In elasticsearch data is stored as documents which is just a unit of information. A document in elasticsearch corresponds to a row in a relational database. A document then contains fields, which corresponds to columns in a relational database, a document is essentially a json object. An example document:
{
“First_name” : “Able”,
“Last_name” : “Tesfaye”,
“Albums” : [“After Hours”, “Starboy”,”Beauty Behind the Madness” ,“House of Balloons”]
}
Again the collection of logically related documents is called an index. Just like nodes in a Cluster these documents are organized in indices. An index in elasticsearch corresponds to a table in a relational database. Just like nodes and clusters the documents and indices are uniquely identified using unique names for each document and index.
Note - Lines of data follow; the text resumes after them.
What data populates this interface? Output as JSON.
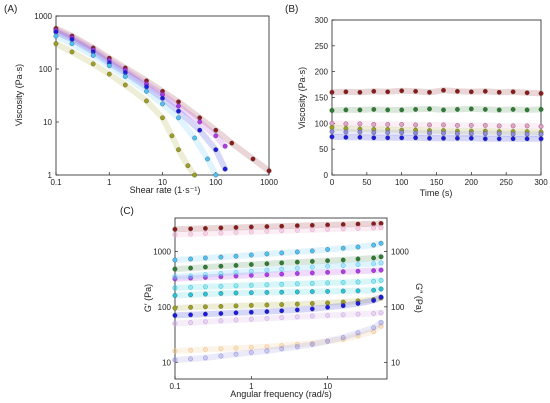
{
  "figure": {
    "panels": [
      "(A)",
      "(B)",
      "(C)"
    ]
  },
  "colors": {
    "brown": "#8B1A1A",
    "cyan": "#4FC3F7",
    "green": "#2E7D32",
    "purple": "#B23AEE",
    "teal": "#26C6DA",
    "olive": "#A0A020",
    "blue": "#1A1AE0",
    "periwinkle": "#8C8CE0",
    "lavender": "#C8A0E0",
    "peach": "#F0C080",
    "pink": "#E8A0C8",
    "gray": "#606080"
  },
  "chart_data": [
    {
      "panel": "(A)",
      "type": "scatter",
      "xlabel": "Shear rate (1·s⁻¹)",
      "ylabel": "Viscosity (Pa·s)",
      "xscale": "log",
      "yscale": "log",
      "xlim": [
        0.1,
        1000
      ],
      "ylim": [
        1,
        1000
      ],
      "xticks": [
        0.1,
        1,
        10,
        100,
        1000
      ],
      "xtick_labels": [
        "0.1",
        "1",
        "10",
        "100",
        "1000"
      ],
      "yticks": [
        1,
        10,
        100,
        1000
      ],
      "ytick_labels": [
        "1",
        "10",
        "100",
        "1000"
      ],
      "grid": false,
      "legend": "none",
      "series": [
        {
          "color": "brown",
          "points": [
            [
              0.1,
              580
            ],
            [
              0.2,
              420
            ],
            [
              0.5,
              250
            ],
            [
              1,
              160
            ],
            [
              2,
              105
            ],
            [
              5,
              60
            ],
            [
              10,
              38
            ],
            [
              20,
              24
            ],
            [
              50,
              12
            ],
            [
              100,
              7
            ],
            [
              200,
              4
            ],
            [
              500,
              2
            ],
            [
              1000,
              1.2
            ]
          ]
        },
        {
          "color": "purple",
          "points": [
            [
              0.1,
              540
            ],
            [
              0.2,
              390
            ],
            [
              0.5,
              230
            ],
            [
              1,
              145
            ],
            [
              2,
              95
            ],
            [
              5,
              52
            ],
            [
              10,
              33
            ],
            [
              20,
              20
            ],
            [
              50,
              10
            ],
            [
              100,
              5.5
            ],
            [
              150,
              3.5
            ]
          ]
        },
        {
          "color": "blue",
          "points": [
            [
              0.1,
              500
            ],
            [
              0.2,
              360
            ],
            [
              0.5,
              210
            ],
            [
              1,
              130
            ],
            [
              2,
              85
            ],
            [
              5,
              46
            ],
            [
              10,
              28
            ],
            [
              20,
              16
            ],
            [
              50,
              7
            ],
            [
              100,
              3
            ],
            [
              150,
              1.3
            ]
          ]
        },
        {
          "color": "cyan",
          "points": [
            [
              0.1,
              420
            ],
            [
              0.2,
              300
            ],
            [
              0.5,
              180
            ],
            [
              1,
              115
            ],
            [
              2,
              72
            ],
            [
              5,
              38
            ],
            [
              10,
              22
            ],
            [
              20,
              12
            ],
            [
              40,
              5
            ],
            [
              70,
              2
            ],
            [
              100,
              1
            ]
          ]
        },
        {
          "color": "olive",
          "points": [
            [
              0.1,
              300
            ],
            [
              0.2,
              210
            ],
            [
              0.5,
              125
            ],
            [
              1,
              80
            ],
            [
              2,
              50
            ],
            [
              5,
              25
            ],
            [
              10,
              12
            ],
            [
              15,
              5.5
            ],
            [
              20,
              3
            ],
            [
              30,
              1.5
            ],
            [
              40,
              1
            ]
          ]
        }
      ]
    },
    {
      "panel": "(B)",
      "type": "scatter",
      "xlabel": "Time (s)",
      "ylabel": "Viscosity (Pa·s)",
      "xlim": [
        0,
        300
      ],
      "ylim": [
        0,
        300
      ],
      "xticks": [
        0,
        50,
        100,
        150,
        200,
        250,
        300
      ],
      "yticks": [
        0,
        50,
        100,
        150,
        200,
        250,
        300
      ],
      "grid": false,
      "legend": "none",
      "x": [
        0,
        20,
        40,
        60,
        80,
        100,
        120,
        140,
        160,
        180,
        200,
        220,
        240,
        260,
        280,
        300
      ],
      "series": [
        {
          "color": "brown",
          "values": [
            160,
            161,
            160,
            162,
            161,
            163,
            162,
            160,
            164,
            162,
            161,
            162,
            160,
            161,
            159,
            158
          ]
        },
        {
          "color": "green",
          "values": [
            125,
            126,
            126,
            127,
            126,
            126,
            127,
            128,
            126,
            127,
            128,
            127,
            126,
            127,
            126,
            127
          ]
        },
        {
          "color": "pink",
          "values": [
            100,
            99,
            99,
            98,
            98,
            98,
            97,
            97,
            97,
            96,
            96,
            96,
            95,
            95,
            95,
            94
          ]
        },
        {
          "color": "olive",
          "values": [
            92,
            90,
            89,
            88,
            88,
            87,
            87,
            86,
            86,
            85,
            85,
            85,
            84,
            84,
            84,
            83
          ]
        },
        {
          "color": "periwinkle",
          "values": [
            84,
            83,
            83,
            82,
            82,
            82,
            81,
            81,
            81,
            80,
            80,
            80,
            80,
            79,
            79,
            79
          ]
        },
        {
          "color": "blue",
          "values": [
            74,
            73,
            73,
            72,
            72,
            72,
            72,
            71,
            71,
            71,
            71,
            70,
            70,
            70,
            70,
            70
          ]
        }
      ]
    },
    {
      "panel": "(C)",
      "type": "scatter",
      "xlabel": "Angular frequency (rad/s)",
      "ylabel": "G′ (Pa)",
      "y2label": "G″ (Pa)",
      "xscale": "log",
      "yscale": "log",
      "xlim": [
        0.1,
        60
      ],
      "ylim": [
        5,
        4000
      ],
      "xticks": [
        0.1,
        1,
        10
      ],
      "xtick_labels": [
        "0.1",
        "1",
        "10"
      ],
      "yticks": [
        10,
        100,
        1000
      ],
      "ytick_labels": [
        "10",
        "100",
        "1000"
      ],
      "y2ticks": [
        10,
        100,
        1000
      ],
      "y2tick_labels": [
        "10",
        "100",
        "1000"
      ],
      "grid": false,
      "legend": "none",
      "x": [
        0.1,
        0.16,
        0.25,
        0.4,
        0.63,
        1,
        1.6,
        2.5,
        4,
        6.3,
        10,
        16,
        25,
        40,
        50
      ],
      "series": [
        {
          "color": "brown",
          "style": "filled",
          "values": [
            2500,
            2550,
            2600,
            2650,
            2700,
            2750,
            2800,
            2850,
            2900,
            2950,
            3000,
            3050,
            3100,
            3150,
            3200
          ]
        },
        {
          "color": "cyan",
          "style": "filled",
          "values": [
            700,
            730,
            760,
            790,
            820,
            860,
            900,
            940,
            980,
            1020,
            1080,
            1140,
            1200,
            1300,
            1400
          ]
        },
        {
          "color": "green",
          "style": "filled",
          "values": [
            480,
            500,
            520,
            540,
            560,
            580,
            600,
            620,
            640,
            660,
            680,
            700,
            730,
            760,
            800
          ]
        },
        {
          "color": "purple",
          "style": "filled",
          "values": [
            320,
            330,
            340,
            350,
            360,
            370,
            380,
            390,
            400,
            410,
            420,
            430,
            440,
            450,
            460
          ]
        },
        {
          "color": "teal",
          "style": "filled",
          "values": [
            160,
            165,
            170,
            175,
            178,
            180,
            182,
            184,
            186,
            188,
            190,
            192,
            195,
            200,
            210
          ]
        },
        {
          "color": "olive",
          "style": "filled",
          "values": [
            95,
            98,
            100,
            102,
            104,
            106,
            108,
            110,
            112,
            115,
            118,
            122,
            128,
            135,
            145
          ]
        },
        {
          "color": "blue",
          "style": "filled",
          "values": [
            70,
            72,
            74,
            76,
            78,
            80,
            82,
            85,
            88,
            92,
            98,
            105,
            115,
            130,
            150
          ]
        },
        {
          "color": "pink",
          "style": "open",
          "values": [
            2000,
            2050,
            2100,
            2150,
            2200,
            2250,
            2300,
            2350,
            2400,
            2450,
            2500,
            2550,
            2600,
            2650,
            2700
          ]
        },
        {
          "color": "cyan",
          "style": "open",
          "values": [
            350,
            360,
            380,
            400,
            420,
            440,
            460,
            480,
            500,
            520,
            540,
            560,
            580,
            600,
            620
          ]
        },
        {
          "color": "teal",
          "style": "open",
          "values": [
            220,
            225,
            230,
            235,
            240,
            245,
            250,
            255,
            260,
            265,
            270,
            275,
            280,
            290,
            300
          ]
        },
        {
          "color": "lavender",
          "style": "open",
          "values": [
            50,
            52,
            54,
            56,
            58,
            60,
            62,
            64,
            66,
            68,
            70,
            72,
            74,
            76,
            78
          ]
        },
        {
          "color": "peach",
          "style": "open",
          "values": [
            16,
            16.5,
            17,
            17.5,
            18,
            18.5,
            19,
            20,
            21,
            22,
            24,
            26,
            30,
            36,
            45
          ]
        },
        {
          "color": "periwinkle",
          "style": "open",
          "values": [
            11,
            11.5,
            12,
            13,
            14,
            15,
            16,
            17.5,
            19,
            21,
            24,
            28,
            34,
            42,
            52
          ]
        }
      ]
    }
  ]
}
As noted earlier elasticsearch is very scalable, thanks to its distributed architecture. Lets see how sharding helps in handling large indices making elasticsearch scalable. Let’s say we have an index that is of the size 1TB and two nodes each of size 512GB. The index cannot be stored in a single node and needs to be distributed among the two. So when an index is large enough to exceed the hardware limits of a node we break the data in the index into pieces called shards, hence the process sharding.
The shards are distributed between the nodes and even if we want to add more data to the cluster we can simply do so by adjusting the distribution of shards between the nodes, hence sharding makes elasticsearch highly scalable. Another advantage of distributed architecture is that we can parallelly search both the nodes at the same time increasing the performance of the search.
End Note:
Elasticsearch is being used by large companies, some of which are quora, adobe, facebook, firefox. Netflix, soundcloud, stackexchange, etc. There are many other users of elasticsearch and there is a vibrant community. However as a developer one can just use elasticsearch by knowing how to query a search and does not need to know all this, this can help shed some light on the working of elastic search.